What was A* originally designed for?

A* was created as part of the Shakey project, which aimed to build a mobile robot capable of planning its own actions. It was originally designed to find least-cost paths, but was later shown to find optimal paths for any problem satisfying the conditions of a cost algebra.

What is the difference between admissible and consistent heuristics in A*?

An admissible heuristic never overestimates the true cost to the goal, which guarantees A* returns an optimal path. A consistent (or monotone) heuristic additionally satisfies a stricter edge condition, ensuring A* processes every node at most once. Without consistency, a node can be expanded an exponential number of times in the worst case.

Why is the space complexity of A* a practical drawback?

A* keeps every generated node in memory, so its space complexity is roughly equal to its time complexity in the worst case.

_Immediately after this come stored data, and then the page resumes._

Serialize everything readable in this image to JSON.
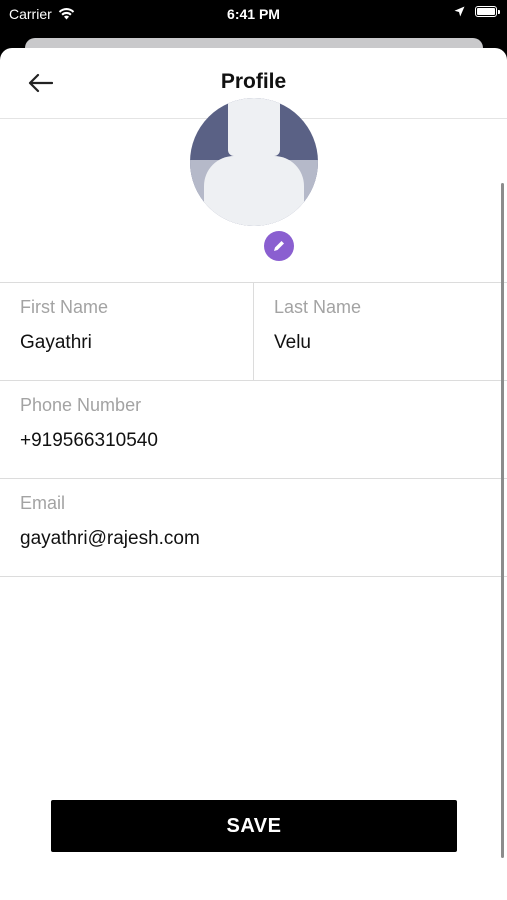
{
  "status_bar": {
    "carrier": "Carrier",
    "time": "6:41 PM"
  },
  "header": {
    "title": "Profile"
  },
  "icons": {
    "back": "arrow-left-icon",
    "edit": "pencil-icon",
    "avatar": "person-placeholder-icon"
  },
  "form": {
    "first_name": {
      "label": "First Name",
      "value": "Gayathri"
    },
    "last_name": {
      "label": "Last Name",
      "value": "Velu"
    },
    "phone": {
      "label": "Phone Number",
      "value": "+919566310540"
    },
    "email": {
      "label": "Email",
      "value": "gayathri@rajesh.com"
    }
  },
  "actions": {
    "save_label": "SAVE"
  },
  "colors": {
    "accent": "#8a5fd0",
    "button": "#000000",
    "avatar_bg": "#5a6185"
  }
}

On large graphs, memory is exhausted long before time becomes the bottleneck. This led to the development of memory-bounded variants such as Iterative deepening A (IDA) and SMA*.

How does A* relate to Dijkstra's algorithm?

Dijkstra's algorithm is a special case of A* in which the heuristic function h is set to zero for all nodes. A* achieves better performance than Dijkstra by using a heuristic to guide the search, expanding fewer nodes on average. With a consistent heuristic, A* is equivalent to running Dijkstra on a graph with reduced edge weights.

What is epsilon-admissibility in A* search?

Epsilon-admissibility is a relaxed optimality guarantee used by approximate variants of A. A path found by an epsilon-admissible algorithm costs no more than (1 + epsilon) times the optimal solution. Weighted A, Dynamic Weighting, and the XUP/XDP parabola variants are among the algorithms offering this bound.